In the late 1930s, labor relations in the Pacific Northwest lumber industry were more turbulent than in Humboldt County and most other lumbering regions. In 1937, dissident lumber workers, mainly from Oregon, Washington, and British Columbia, chafing under the conservative leadership of the UBC, founded the International Woodworkers of America and affiliated with the CIO. In Oregon and Washington, the IWA and the STWU engaged in a bitter struggle to secure jurisdiction over the discontented lumber workers. The IWA, however, had even less success than the STWU in establishing a foothold in Humboldt County. Although much of the IWA’s energy was consumed by fighting between its pro- and anti-Communist wings, it nevertheless succeeded in attracting the majority of workers to its fold by the early 1940s.27 The booming demand for lumber, and acute labor shortages during World War II,28 saved the lumber workers from the consequences of prolonged and acrimonious intra- and interunion disputes. The extensive intervention of the National War Labor Board in the lumber industry forced employers both to recognize and bargain with unions in accordance with the National Labor Relations Act of 1935. The consequent institutionalization of labor relations, and a sustained demand for lumber after World War II, established trade unionism in the lumber industry as a relatively stable entity for the first time. During the war years, the STWU made enormous gains in Humboldt County and other parts of the Redwood Empire. Shortly after the war ended, the STWU felt strong enough to call out all its members in the redwood region in pursuit of the union shop and a substantial wage increase.

The militance of lumber workers in some regions during the late 1930s and the 1940s, and the establishment of more enduring unions, by no means reversed the subordinate position of labor in the redwood industry. Most employers could not countenance a union shop and some of the other demands made on them. In April 1948, after a strike that lasted twenty-seven months, the STWU was forced to concede defeat.29 Nationally, although lumber trade unionism remained a factor after World War II, it did not wield the same power as unions in most other industries.

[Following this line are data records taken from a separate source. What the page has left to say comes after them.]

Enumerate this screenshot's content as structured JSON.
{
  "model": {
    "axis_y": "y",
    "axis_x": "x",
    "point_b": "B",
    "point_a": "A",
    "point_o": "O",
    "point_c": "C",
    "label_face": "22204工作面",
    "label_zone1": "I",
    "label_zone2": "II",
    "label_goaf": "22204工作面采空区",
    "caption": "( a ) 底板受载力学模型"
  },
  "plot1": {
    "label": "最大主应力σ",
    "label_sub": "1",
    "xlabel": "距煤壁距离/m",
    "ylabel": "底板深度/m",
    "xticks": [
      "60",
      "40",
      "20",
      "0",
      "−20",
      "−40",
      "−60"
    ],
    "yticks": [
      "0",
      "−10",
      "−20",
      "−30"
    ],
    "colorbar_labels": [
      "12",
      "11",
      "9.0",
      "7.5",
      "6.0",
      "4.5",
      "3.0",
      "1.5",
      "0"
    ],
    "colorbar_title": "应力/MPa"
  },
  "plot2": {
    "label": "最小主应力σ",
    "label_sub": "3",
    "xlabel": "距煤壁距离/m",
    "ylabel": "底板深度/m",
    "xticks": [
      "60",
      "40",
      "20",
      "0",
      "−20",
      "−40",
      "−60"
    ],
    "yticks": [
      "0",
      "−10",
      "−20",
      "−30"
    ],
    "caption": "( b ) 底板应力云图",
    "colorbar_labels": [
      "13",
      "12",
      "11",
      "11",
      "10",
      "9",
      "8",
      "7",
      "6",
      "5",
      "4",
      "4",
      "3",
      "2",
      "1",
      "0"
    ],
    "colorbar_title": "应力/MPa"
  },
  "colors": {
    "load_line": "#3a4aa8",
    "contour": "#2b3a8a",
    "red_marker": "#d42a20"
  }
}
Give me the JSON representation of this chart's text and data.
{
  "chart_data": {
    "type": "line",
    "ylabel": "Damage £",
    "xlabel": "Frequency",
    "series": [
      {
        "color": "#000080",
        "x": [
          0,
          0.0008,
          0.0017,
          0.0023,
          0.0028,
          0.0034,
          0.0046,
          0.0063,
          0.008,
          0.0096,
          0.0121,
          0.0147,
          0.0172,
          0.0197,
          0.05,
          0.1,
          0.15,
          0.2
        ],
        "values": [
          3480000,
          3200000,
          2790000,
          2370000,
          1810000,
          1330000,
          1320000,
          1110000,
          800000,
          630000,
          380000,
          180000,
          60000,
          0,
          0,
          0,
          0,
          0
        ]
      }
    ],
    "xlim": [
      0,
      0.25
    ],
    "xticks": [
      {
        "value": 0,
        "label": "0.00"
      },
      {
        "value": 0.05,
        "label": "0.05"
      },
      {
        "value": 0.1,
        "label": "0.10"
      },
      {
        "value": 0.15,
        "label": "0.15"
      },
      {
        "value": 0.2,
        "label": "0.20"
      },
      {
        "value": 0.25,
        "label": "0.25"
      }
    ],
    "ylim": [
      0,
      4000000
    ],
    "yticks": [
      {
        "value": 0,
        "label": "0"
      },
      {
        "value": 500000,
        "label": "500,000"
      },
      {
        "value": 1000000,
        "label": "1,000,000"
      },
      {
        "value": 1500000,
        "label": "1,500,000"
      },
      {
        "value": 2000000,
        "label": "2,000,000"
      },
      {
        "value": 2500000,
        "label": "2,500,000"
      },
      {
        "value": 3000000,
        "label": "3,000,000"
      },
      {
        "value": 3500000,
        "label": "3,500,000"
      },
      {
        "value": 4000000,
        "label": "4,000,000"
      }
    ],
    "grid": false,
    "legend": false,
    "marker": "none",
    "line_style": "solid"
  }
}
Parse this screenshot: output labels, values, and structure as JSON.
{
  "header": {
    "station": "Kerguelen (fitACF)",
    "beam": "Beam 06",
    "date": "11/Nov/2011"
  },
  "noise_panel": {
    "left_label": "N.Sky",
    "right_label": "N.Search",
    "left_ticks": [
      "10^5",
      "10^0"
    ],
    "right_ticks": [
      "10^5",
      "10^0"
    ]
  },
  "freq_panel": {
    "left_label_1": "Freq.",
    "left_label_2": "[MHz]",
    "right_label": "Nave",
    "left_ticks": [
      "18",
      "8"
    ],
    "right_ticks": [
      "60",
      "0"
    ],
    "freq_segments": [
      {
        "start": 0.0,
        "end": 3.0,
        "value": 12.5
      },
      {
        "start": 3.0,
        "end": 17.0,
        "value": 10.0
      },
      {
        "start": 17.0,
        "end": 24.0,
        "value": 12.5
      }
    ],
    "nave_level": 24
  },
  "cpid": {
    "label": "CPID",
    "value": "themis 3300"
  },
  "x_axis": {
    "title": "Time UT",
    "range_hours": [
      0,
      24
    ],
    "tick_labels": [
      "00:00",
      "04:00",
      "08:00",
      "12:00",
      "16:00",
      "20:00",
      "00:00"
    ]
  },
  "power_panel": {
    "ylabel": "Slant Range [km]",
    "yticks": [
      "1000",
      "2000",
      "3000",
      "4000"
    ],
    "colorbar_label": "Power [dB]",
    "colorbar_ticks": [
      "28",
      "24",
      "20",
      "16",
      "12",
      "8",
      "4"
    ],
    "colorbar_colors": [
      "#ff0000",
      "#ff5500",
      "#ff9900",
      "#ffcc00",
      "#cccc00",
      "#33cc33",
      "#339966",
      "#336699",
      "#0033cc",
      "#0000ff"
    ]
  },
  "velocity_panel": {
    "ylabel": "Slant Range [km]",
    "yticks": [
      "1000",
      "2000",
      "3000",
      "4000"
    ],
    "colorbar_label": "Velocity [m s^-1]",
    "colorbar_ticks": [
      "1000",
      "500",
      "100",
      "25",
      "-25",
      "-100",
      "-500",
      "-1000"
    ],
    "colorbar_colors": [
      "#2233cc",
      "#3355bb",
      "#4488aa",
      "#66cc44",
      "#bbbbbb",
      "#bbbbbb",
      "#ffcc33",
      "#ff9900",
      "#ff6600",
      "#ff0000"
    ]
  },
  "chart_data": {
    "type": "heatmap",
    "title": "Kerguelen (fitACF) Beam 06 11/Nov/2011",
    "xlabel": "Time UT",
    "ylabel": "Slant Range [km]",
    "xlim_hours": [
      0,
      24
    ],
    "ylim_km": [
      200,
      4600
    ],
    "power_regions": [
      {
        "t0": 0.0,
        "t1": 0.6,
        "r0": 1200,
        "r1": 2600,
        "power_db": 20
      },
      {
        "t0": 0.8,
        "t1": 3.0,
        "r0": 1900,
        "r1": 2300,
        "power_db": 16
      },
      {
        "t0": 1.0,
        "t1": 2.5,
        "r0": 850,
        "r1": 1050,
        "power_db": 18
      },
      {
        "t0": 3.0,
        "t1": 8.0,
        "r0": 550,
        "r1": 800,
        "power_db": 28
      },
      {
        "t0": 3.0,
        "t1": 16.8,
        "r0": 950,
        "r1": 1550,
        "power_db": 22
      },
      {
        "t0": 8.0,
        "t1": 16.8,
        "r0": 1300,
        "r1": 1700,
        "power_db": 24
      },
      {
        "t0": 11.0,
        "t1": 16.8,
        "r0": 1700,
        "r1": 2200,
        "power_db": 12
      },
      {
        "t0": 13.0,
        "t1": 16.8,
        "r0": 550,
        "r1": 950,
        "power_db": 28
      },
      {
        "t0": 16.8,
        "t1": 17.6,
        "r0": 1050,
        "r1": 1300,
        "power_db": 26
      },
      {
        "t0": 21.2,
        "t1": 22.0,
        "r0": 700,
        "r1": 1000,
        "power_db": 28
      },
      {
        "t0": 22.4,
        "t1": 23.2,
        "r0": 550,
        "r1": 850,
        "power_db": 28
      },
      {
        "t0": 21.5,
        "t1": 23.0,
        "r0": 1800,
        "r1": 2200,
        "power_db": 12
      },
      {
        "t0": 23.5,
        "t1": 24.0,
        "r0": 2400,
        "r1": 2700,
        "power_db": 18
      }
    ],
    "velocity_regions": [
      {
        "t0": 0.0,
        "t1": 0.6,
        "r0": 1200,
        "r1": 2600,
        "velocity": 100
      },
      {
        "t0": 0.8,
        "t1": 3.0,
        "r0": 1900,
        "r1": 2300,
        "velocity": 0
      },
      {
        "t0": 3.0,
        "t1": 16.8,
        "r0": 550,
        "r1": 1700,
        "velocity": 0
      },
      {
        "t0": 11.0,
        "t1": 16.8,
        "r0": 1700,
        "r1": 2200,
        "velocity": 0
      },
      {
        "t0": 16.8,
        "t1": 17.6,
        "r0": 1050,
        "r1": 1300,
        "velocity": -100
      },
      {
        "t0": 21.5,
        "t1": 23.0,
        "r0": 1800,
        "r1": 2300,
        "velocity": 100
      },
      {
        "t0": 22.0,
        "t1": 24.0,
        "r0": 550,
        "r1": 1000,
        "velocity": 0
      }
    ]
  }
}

In 1947, only 16.5 percent of lumber workers were organized and in 1953 only 21.1 percent. In both these years, the percentage of workers organized in the other sectors of the economy except government and service was significantly higher.30

The reasons for the comparative weakness of lumber unionism in the mid-twentieth century, and indeed today, are complex but in many respects similar to those that prevailed in the late-nineteenth and early-twentieth century. Union drives of the IWA and the STWU were undoubtedly assisted by the sanctification of collective bargaining initiated by the National Labor Relations Act. Furthermore, the automobile freed lumber workers from the confines of company towns and single-industry communities. But the gains made by the IWA and the STWU after the Second World War were due in large part to a buoyant lumber market that lasted until the early 1970s. The fact that lumber companies dominated the economies of the communities they operated in after the war to same extent that they had before limited the gains of the union movement even in a benign economic climate. When the lumber market collapsed in the late 1970s and early 1980s, lumber unionism in the Redwood Empire and elsewhere proved vulnerable to an antiunion offensive, and the accompanying plant closings devastated the economies of many lumber-dependent communities.